Les Pays-Bas abriteraient aujourd’hui environ 12 000 « filiales fantômes » de multinationales, des coquilles vides juridiques créées uniquement à des fins fiscales. (...)

Total attaque l’Ouganda à partir des Pays-Bas

Le passage par les Pays-Bas comporte un autre intérêt : c’est l’un des États qui a conclu le plus grand nombre de traités bilatéraux d’investissement. Ces traités offrent aux multinationales qui possèdent une ou plusieurs filiales aux Pays-Bas la possibilité de recourir aux mécanismes de protection des investisseurs, ces dispositifs controversés qui permettent à une grande entreprise d’attaquer un État adoptant une politique qui nuirait à ses activités (régulation environnementale, législation sur le travail...).

Un récent rapport de plusieurs ONG néerlandaises [5] estime que les Pays-Bas représentent 10% des recours en arbitrage international dans le cadre de traités bilatéraux d’investissement, en seconde position derrière les États-Unis. Les trois quarts de ces recours étaient le fait de « filiales fantômes » de multinationales, n’ayant qu’une existence formelle aux Pays-Bas. Total est directement concernée puisqu’elle vient d’initier un recours en arbitrage international contre le gouvernement de l’Ouganda, via une filiale néerlandaise, et en invoquant le traité bilatéral d’investissement conclu entre le pays africain et les Pays-Bas. Le différend est précisément de nature fiscale, Total estimant avoir droit à un crédit d’impôt sur ses opérations ougandaises, ce que conteste le gouvernement.

Les Pays-Bas, plaque tournante de l’optimisation fiscale

Ce litige avec l’Ouganda vient rappeler que la France n’est pas, loin de là, la seule victime potentielle des pratiques d’optimisation fiscale de multinationales comme Total. Selon les chiffres avancés par les ONG, les flux de capitaux illicites hors des pays du Sud représenteraient entre 600 et 800 milliards d’euros tous les ans, près de 10 fois le montant de l’aide au développement. Plus de 60% de ces flux relèveraient des stratégies d’optimisation fiscale des multinationales. (...)

« Les banques ont la possibilité de sortir certaines filiales du périmètre de consolidation de leurs comptes en invoquant des critères de ‘non-significativité’ qui sont largement à leur discrétion », poursuit Lucie Watrinet. Les entreprises concernées peuvent ainsi exclure certaines filiales de leur comptabilité – et de leurs obligations de transparence – au motif qu’elles ne seraient pas suffisamment significatives. Ce tour de passe-passe aurait par exemple permis à BNP Paribas de réduire de 40% le nombre de ses filiales dans les paradis fiscaux entre 2011 et 2012. Et c’est peut-être ce qui explique l’absence d’une trentaine de filiales de la liste officielle de Total.

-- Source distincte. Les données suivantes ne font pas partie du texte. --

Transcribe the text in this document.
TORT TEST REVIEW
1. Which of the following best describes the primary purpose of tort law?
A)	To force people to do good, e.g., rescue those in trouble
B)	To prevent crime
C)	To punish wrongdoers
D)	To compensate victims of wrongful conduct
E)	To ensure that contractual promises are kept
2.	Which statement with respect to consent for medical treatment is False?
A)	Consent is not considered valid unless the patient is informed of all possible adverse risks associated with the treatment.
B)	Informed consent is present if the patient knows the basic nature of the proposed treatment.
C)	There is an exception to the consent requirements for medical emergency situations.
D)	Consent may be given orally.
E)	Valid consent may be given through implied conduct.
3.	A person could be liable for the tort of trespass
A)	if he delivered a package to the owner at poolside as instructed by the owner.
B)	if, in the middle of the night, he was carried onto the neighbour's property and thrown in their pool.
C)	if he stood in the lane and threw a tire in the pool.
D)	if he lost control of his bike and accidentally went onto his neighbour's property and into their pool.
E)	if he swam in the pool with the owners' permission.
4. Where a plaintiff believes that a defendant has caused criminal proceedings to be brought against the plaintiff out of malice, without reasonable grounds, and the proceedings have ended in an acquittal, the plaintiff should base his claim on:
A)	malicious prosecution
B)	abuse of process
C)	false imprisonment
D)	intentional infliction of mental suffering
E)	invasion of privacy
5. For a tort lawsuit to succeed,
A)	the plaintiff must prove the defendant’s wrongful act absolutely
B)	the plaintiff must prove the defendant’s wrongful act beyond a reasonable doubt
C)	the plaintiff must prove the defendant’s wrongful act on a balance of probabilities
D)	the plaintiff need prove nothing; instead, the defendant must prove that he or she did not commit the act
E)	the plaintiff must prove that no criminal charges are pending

Le nouveau directeur général de Total Patrick Pouyanné a annoncé que Total paierait l’impôt sur les sociétés au titre de l’exercice 2015. Une annonce hautement stratégique puisqu’elle s’inscrit dans le contexte du plan de restructuration du raffinage en France, qui va entraîner des suppressions d’emploi supplémentaires à La Mède, dans les Bouches-du-Rhône, après la fermeture de la raffinerie des Flandres en 2010. Le montant exact de l’impôt dont s’acquittera Total n’est pas encore connu. Quant à savoir si ce montant est juste et légitime, on en est encore loin.